Jusqu'à lundi soir, 1.547.295 pèlerins étaient arrivés de l'étranger, la plupart par avion, a indiqué mercredi l'agence de presse officielle, sans compter les fidèles de l'intérieur du royaume.
Le hajj est l'un des cinq piliers de l'islam et doit être entrepris au moins une fois par les musulmans qui en ont les moyens.
Beaucoup de colère
Cette année, le hajj se déroule dans l'ombre de la guerre entre Israël et le mouvement palestinien Hamas, qui ravage la bande de Gaza depuis plus de huit mois.
La poursuite de cette guerre meurtrière "suscite beaucoup de colère dans le monde musulman", et pourrait donner lieu à des expressions de solidarité qui ne seraient pas au gout du pays hôte, souligne Umer Karim, expert en politique saoudienne de l'université de Birmingham, au Royaume-Uni.
La monarchie saoudienne a annoncé cette semaine l'accueil de 1.000 pèlerins parmi les familles des victimes de la bande de Gaza, portant à 2.000 le nombre total de Palestiniens à La Mecque.
Elle a toutefois prévenu, par la voix de son ministre du Hajj, Tawfiq al-Rabiah, qu'"aucune activité politique" ne sera tolérée, le pèlerinage devant être strictement consacré aux prières.

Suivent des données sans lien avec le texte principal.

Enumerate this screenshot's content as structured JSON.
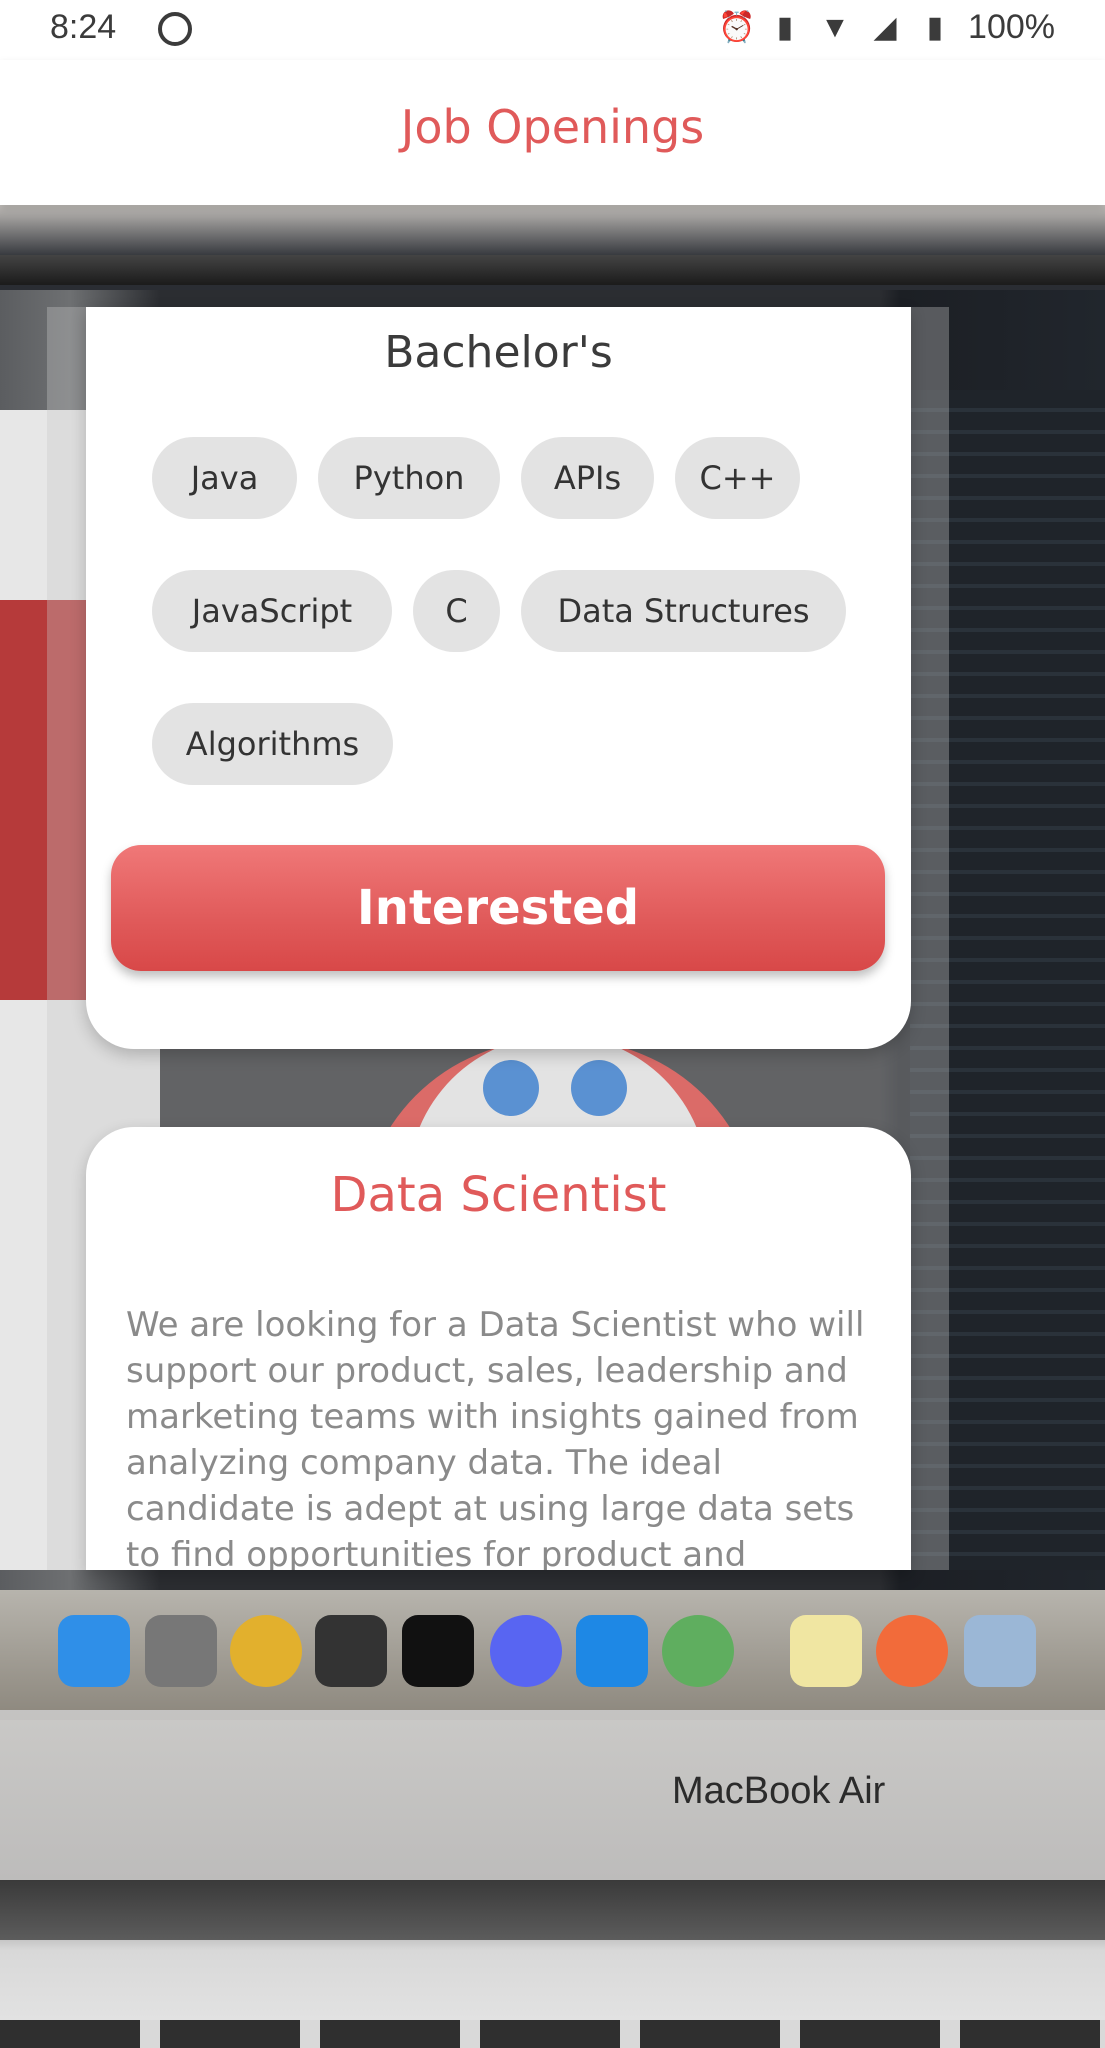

L'Arabie saoudite n'a jamais reconnu Israël, mais une éventuelle normalisation était sur la table avant la guerre déclenchée le 7 octobre. Depuis, les discussions se poursuivent avec les Etats-Unis, mais elles sont conditionnées à la création d'un Etat palestinien.
Les autorités vont chercher "à contrôler la diffusion de tout message ou manifestation politique", qui risquerait de devenir "incontrôlable" et viser les dirigeants du royaume, estime Umer Karim.
Le hajj est une source de légitimité pour les dirigeants saoudiens, le souverain portant le titre de "gardien des deux saintes mosquées" de La Mecque et Médine.
Mais il leur confère aussi un immense pouvoir, celui d'empêcher un musulman d'accomplir son devoir religieux, rappelle l'universitaire et opposante saoudienne basée à Londres, Madawi al-Rasheed.
Et "ils veulent que le hajj reste une plateforme pour faire valoir leur légitimité dans le monde musulman", ajoute-t-elle.
Défi logistique
Plus de 1,8 million de musulmans avaient pris part au hajj en 2023, dont environ 90% venus de l'étranger.
L'accueil d'un tel nombre de pèlerins dans des espaces restreints est une "prouesse logistique", souligne le professeur à l'Université de Princeton, Bernard Haykel.
Le grand pèlerinage a connu dans le passé plusieurs drames, notamment en 2015 lorsqu'une bousculade gigantesque a fait 2.300 morts. Mais les autorités ont procédé depuis à d'importants aménagements et mis en place des systèmes pour fluidifier les mouvements de foules.
Elles ont également mis en place des procédés pour gérer les risques sanitaires, La Mecque ayant été "historiquement un lieu de transmission des maladies entre personnes venant des différentes parties du monde", affirme M. Haykel.
En 2020 et 2021, la pandémie du Covid-19 avait contraint le royaume à restreindre le nombre de pèlerins à quelques milliers, contre 2,5 millions en 2019 et un record de plus de 3,1 millions en 2012.
Mais l'un des principaux risques pour les fidèles, qui doivent accomplir la plupart des rites en extérieur à La Mecque et dans ses environs, devrait être encore cette année le climat, dans l'une des régions les plus chaudes au monde.
Les dates du hajj étant déterminées selon le calendrier musulman, basé sur les cycles lunaires, les rituels devraient se dérouler sous des températures caniculaires.
D'après les autorités saoudiennes, plus de 2.000 pèlerins avaient souffert l'année dernières de troubles liés à la chaleur, pouvant aller de simples crampes à de sérieux problèmes cardiovasculaires.